Wink singles chronology
| "Kekkon Shiyoune" (1993) | "Sakihokore Itoshisa yo" (1993) | "Itsumademo Suki de Itakute" (1994) |

Music video
- "Sakihokore Itoshisa yo" on YouTube

= Sakihokore Itoshisa yo =

"Sakihokore Itoshisa yo" (咲き誇れ愛しさよ) is the 19th single by Japanese idol duo Wink. Written by Maki Ohguro and Tetsurō Oda, the single was released on September 8, 1993, by Polystar Records.

== Background and release ==
"Sakihokore Itoshisa yo" was used by Shiseido for their "Premier" commercials featuring Wink.

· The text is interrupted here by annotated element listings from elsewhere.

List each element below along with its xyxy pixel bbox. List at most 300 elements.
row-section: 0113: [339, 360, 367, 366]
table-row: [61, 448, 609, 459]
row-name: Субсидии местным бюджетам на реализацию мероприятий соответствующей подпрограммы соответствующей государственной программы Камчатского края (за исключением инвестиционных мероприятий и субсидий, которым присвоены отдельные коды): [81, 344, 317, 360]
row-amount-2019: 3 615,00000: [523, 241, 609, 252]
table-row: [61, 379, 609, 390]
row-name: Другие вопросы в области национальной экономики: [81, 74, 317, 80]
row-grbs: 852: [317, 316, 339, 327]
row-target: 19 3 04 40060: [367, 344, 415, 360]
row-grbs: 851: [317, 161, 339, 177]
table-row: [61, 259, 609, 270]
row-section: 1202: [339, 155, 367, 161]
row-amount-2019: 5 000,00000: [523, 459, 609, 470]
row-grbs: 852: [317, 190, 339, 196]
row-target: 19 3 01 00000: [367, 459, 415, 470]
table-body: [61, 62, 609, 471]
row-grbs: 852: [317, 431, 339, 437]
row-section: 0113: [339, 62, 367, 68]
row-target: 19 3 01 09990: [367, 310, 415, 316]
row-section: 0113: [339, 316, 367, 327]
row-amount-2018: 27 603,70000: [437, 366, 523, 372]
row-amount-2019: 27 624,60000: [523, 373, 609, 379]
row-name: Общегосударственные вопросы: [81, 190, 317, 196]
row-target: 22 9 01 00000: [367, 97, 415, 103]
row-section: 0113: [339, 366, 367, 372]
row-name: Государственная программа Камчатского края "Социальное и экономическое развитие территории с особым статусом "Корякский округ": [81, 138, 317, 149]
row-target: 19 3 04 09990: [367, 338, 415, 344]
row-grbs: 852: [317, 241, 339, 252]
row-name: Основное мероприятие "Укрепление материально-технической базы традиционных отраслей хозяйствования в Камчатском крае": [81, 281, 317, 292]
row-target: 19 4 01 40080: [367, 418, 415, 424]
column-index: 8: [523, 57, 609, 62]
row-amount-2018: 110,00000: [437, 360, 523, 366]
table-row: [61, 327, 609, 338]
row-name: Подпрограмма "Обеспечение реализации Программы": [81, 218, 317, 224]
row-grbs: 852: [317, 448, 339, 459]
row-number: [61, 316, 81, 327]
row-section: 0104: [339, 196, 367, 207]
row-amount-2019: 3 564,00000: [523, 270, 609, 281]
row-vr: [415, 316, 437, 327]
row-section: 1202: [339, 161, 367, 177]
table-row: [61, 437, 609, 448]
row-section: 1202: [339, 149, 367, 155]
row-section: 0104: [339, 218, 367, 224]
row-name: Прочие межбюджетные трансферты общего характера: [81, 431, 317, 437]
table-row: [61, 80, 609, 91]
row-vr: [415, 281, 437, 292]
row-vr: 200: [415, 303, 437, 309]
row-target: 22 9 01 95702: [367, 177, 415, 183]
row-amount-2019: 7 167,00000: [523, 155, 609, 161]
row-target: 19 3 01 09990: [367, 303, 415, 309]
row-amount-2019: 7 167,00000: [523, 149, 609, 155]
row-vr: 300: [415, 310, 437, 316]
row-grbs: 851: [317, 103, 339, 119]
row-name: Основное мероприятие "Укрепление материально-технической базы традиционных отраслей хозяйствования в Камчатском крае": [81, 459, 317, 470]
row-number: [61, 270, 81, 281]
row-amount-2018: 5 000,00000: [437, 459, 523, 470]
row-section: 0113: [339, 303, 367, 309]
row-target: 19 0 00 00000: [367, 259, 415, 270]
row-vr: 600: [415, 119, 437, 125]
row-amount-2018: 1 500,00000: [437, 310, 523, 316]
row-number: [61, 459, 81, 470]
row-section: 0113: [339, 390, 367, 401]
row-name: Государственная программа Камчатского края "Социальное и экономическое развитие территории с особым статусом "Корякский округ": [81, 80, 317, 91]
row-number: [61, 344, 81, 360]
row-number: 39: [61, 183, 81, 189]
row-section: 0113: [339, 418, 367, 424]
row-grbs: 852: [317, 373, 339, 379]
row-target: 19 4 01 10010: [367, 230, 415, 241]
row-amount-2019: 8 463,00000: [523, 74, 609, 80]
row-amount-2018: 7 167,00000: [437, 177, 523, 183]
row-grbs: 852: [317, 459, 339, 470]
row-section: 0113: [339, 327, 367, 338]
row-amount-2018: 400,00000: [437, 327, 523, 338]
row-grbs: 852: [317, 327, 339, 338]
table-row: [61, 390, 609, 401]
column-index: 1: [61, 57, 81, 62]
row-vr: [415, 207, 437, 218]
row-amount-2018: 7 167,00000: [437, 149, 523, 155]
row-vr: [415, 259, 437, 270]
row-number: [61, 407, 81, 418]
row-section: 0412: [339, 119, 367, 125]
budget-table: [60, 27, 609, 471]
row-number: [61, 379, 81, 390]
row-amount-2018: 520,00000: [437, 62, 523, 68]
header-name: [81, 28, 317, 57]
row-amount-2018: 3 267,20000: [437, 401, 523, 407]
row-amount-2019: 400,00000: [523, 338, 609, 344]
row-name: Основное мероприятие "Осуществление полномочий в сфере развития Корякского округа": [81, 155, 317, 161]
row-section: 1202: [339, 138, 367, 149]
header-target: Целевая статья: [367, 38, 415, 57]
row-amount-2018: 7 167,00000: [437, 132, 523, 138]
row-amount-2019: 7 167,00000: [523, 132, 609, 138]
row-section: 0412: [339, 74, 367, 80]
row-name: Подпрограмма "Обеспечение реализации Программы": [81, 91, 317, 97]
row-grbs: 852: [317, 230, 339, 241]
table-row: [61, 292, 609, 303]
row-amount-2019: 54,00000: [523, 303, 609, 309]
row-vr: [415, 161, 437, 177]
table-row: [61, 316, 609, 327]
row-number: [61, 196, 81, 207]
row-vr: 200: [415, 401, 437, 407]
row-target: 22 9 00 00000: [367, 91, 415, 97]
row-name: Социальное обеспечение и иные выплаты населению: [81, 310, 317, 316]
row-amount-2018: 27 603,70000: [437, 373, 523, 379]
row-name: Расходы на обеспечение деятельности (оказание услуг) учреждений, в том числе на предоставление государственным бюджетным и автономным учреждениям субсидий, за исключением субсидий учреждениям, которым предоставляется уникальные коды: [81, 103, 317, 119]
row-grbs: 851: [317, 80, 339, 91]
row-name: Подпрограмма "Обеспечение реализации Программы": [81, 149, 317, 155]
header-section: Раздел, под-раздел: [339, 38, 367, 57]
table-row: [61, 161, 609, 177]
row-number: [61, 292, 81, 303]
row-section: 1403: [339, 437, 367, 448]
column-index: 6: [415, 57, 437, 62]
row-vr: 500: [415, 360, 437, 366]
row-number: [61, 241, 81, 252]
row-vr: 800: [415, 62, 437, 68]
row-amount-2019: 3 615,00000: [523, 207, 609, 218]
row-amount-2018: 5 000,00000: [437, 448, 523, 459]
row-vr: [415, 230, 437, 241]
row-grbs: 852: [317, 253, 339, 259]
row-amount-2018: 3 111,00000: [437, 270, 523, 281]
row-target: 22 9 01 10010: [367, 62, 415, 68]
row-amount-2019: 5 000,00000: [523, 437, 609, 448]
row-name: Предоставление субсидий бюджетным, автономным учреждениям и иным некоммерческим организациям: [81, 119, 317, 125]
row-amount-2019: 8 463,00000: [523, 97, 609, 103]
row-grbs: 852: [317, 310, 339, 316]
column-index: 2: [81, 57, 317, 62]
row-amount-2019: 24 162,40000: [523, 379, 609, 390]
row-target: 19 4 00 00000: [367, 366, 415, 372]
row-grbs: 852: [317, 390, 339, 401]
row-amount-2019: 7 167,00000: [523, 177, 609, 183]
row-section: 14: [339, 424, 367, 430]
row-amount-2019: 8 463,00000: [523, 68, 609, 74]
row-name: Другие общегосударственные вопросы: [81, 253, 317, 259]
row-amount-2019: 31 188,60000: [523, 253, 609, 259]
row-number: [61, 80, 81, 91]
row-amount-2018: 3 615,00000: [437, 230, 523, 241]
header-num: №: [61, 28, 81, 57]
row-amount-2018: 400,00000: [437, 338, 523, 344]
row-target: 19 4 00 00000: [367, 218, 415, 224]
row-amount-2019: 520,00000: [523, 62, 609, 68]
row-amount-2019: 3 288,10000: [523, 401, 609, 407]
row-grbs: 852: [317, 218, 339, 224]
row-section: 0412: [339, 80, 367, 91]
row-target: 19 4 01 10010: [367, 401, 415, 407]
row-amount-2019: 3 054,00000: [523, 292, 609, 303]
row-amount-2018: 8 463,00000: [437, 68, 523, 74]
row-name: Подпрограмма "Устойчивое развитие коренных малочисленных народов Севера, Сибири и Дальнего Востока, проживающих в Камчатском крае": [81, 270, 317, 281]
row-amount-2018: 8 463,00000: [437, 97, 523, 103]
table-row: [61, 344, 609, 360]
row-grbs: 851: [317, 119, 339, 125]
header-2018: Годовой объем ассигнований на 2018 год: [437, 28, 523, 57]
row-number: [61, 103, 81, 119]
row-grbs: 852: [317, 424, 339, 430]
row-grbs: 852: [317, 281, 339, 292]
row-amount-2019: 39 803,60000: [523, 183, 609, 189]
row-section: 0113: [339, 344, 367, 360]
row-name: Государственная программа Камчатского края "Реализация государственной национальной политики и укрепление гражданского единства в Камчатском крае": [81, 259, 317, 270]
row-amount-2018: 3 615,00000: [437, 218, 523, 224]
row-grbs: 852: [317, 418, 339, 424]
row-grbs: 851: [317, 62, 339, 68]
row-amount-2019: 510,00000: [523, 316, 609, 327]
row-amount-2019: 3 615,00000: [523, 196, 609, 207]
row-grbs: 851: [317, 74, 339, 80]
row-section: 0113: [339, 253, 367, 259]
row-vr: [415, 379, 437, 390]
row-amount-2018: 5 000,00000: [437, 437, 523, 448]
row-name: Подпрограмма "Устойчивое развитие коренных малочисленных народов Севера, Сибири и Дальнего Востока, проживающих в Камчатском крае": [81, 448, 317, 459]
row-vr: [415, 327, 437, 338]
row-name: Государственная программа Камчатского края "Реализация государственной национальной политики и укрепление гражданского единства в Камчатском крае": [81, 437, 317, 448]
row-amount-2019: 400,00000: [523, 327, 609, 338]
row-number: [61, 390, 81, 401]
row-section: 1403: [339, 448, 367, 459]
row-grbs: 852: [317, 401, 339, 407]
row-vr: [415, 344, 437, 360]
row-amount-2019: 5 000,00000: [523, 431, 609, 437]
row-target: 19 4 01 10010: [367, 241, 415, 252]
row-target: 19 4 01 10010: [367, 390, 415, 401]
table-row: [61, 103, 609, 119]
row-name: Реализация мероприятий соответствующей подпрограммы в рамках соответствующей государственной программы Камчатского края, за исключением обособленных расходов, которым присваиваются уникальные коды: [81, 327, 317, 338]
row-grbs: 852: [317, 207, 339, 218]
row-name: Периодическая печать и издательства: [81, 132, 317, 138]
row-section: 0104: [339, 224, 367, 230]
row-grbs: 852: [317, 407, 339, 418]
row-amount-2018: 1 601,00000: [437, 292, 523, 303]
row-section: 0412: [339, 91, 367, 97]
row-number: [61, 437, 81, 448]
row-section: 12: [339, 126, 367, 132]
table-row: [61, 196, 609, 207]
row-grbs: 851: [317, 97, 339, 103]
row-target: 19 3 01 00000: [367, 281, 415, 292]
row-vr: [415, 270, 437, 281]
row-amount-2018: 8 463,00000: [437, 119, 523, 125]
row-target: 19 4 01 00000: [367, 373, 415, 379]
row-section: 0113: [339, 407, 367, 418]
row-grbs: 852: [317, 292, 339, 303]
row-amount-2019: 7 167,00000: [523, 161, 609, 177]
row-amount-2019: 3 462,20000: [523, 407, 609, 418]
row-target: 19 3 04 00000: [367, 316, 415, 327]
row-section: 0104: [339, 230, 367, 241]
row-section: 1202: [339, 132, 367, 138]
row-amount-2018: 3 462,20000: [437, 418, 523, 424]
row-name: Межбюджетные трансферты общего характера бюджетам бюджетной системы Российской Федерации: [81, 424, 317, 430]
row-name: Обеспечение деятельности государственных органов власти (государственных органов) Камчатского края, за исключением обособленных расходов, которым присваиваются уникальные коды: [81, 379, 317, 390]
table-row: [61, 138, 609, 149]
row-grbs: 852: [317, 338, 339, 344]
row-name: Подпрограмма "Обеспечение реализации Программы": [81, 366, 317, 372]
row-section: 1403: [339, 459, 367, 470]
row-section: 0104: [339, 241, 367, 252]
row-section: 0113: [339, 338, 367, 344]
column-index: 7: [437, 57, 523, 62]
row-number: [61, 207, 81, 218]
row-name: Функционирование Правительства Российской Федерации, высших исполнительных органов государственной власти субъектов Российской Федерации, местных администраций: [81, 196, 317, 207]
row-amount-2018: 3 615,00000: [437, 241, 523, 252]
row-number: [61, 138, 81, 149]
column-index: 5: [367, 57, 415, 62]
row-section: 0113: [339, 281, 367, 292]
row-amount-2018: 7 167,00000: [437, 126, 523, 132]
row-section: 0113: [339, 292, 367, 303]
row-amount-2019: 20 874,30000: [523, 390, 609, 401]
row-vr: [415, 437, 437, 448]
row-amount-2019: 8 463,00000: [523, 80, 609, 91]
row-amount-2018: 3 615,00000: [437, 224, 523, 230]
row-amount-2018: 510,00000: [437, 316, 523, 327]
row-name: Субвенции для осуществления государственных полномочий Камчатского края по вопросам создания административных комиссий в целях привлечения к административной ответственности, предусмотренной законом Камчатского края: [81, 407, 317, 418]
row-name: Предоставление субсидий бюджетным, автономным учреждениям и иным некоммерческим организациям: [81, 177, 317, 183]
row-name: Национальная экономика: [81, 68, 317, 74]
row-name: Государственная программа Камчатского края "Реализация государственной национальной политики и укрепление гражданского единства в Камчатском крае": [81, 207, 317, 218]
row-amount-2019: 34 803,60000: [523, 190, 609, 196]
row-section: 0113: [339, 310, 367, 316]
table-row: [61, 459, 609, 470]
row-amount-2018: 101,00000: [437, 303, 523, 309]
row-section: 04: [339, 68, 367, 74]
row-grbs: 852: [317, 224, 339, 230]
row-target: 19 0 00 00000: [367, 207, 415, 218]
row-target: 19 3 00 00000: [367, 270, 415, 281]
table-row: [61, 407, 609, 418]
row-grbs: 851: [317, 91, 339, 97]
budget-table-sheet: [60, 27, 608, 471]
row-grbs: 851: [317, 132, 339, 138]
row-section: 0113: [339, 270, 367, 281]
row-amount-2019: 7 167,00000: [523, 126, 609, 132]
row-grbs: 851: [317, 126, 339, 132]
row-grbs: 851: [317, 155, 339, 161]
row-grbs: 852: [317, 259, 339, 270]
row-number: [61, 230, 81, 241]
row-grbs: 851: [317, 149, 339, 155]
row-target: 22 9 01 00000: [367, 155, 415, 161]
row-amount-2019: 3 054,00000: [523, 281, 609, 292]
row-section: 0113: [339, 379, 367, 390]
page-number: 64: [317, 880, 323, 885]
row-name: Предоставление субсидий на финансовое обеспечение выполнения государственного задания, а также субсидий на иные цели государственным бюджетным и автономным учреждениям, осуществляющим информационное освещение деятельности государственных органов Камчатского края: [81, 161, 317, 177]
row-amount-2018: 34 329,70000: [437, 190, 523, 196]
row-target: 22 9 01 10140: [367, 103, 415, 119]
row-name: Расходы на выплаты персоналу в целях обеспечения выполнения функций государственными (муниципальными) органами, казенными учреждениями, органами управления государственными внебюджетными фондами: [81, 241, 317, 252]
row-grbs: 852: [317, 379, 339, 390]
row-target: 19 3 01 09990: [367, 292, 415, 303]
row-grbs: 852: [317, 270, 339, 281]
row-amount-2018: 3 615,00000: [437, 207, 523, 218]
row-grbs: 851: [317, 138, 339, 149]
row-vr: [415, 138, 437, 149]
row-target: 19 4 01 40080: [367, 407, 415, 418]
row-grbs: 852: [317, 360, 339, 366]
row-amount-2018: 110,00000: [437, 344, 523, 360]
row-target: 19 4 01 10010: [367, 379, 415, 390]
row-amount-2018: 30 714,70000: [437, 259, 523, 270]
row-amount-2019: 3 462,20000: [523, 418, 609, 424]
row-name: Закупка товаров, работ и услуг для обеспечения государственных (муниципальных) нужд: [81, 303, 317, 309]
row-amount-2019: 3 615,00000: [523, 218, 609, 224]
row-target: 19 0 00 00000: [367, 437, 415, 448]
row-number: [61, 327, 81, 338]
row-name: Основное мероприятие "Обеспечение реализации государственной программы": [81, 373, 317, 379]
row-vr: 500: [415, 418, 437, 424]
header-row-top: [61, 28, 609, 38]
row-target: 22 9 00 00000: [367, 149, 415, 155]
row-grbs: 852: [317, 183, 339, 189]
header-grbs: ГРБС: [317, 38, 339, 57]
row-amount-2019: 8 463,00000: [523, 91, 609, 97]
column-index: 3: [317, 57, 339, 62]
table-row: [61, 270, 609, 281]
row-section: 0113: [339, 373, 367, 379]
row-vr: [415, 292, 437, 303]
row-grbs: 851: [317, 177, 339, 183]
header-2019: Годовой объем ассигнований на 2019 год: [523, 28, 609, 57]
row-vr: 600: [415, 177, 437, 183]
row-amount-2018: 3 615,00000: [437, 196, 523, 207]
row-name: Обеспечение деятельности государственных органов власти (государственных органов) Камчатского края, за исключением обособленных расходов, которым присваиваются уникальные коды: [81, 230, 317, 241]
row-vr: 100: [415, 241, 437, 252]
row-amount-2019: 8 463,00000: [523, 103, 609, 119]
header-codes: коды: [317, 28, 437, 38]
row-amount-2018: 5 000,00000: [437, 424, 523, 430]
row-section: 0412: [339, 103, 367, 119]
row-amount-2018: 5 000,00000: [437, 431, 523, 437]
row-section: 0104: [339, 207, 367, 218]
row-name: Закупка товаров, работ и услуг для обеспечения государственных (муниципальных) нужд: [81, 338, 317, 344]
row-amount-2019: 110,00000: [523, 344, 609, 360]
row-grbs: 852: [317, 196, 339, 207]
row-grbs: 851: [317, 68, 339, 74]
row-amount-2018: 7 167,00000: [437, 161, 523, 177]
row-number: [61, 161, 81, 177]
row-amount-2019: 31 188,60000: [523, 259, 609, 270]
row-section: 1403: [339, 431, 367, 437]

"Sakihokore Itoshisa yo" peaked at No. 9 on the Oricon's weekly charts, becoming the duo's final top-10 release. It sold over 337,000 copies and was certified Gold by the RIAJ.

== Track listing ==

| No. | Title | Lyrics | Music | Arrangement | Length |
|---|---|---|---|---|---|
| 1. | "Sakihokore Itoshisa yo" ((咲き誇れ愛しさよ; "It's in Full Bloom and Love")) | Maki Ohguro | Tetsurō Oda | Takeshi Hayama | 3:33 |
| 2. | "Made in Love" | Rui Serizawa | Seshirō Kusunose | Satoshi Kadokura | 4:45 |
| 3. | "Sakihokore Itoshisa yo" (Original Karaoke) |  |  |  | 3:30 |

== Chart positions ==
- Weekly charts

| Chart (1993) | Peak position |
|---|---|
| Japanese Oricon Singles Chart | 9 |

- Year-end charts

| Chart (1993) | Peak position |
|---|---|
| Japanese Oricon Singles Chart | 90 |

== Certifications ==

| Region | Certification | Certified units/sales |
| Japan (RIAJ) | Gold | 200,000^{^} |
^{^} Shipments figures based on certification alone.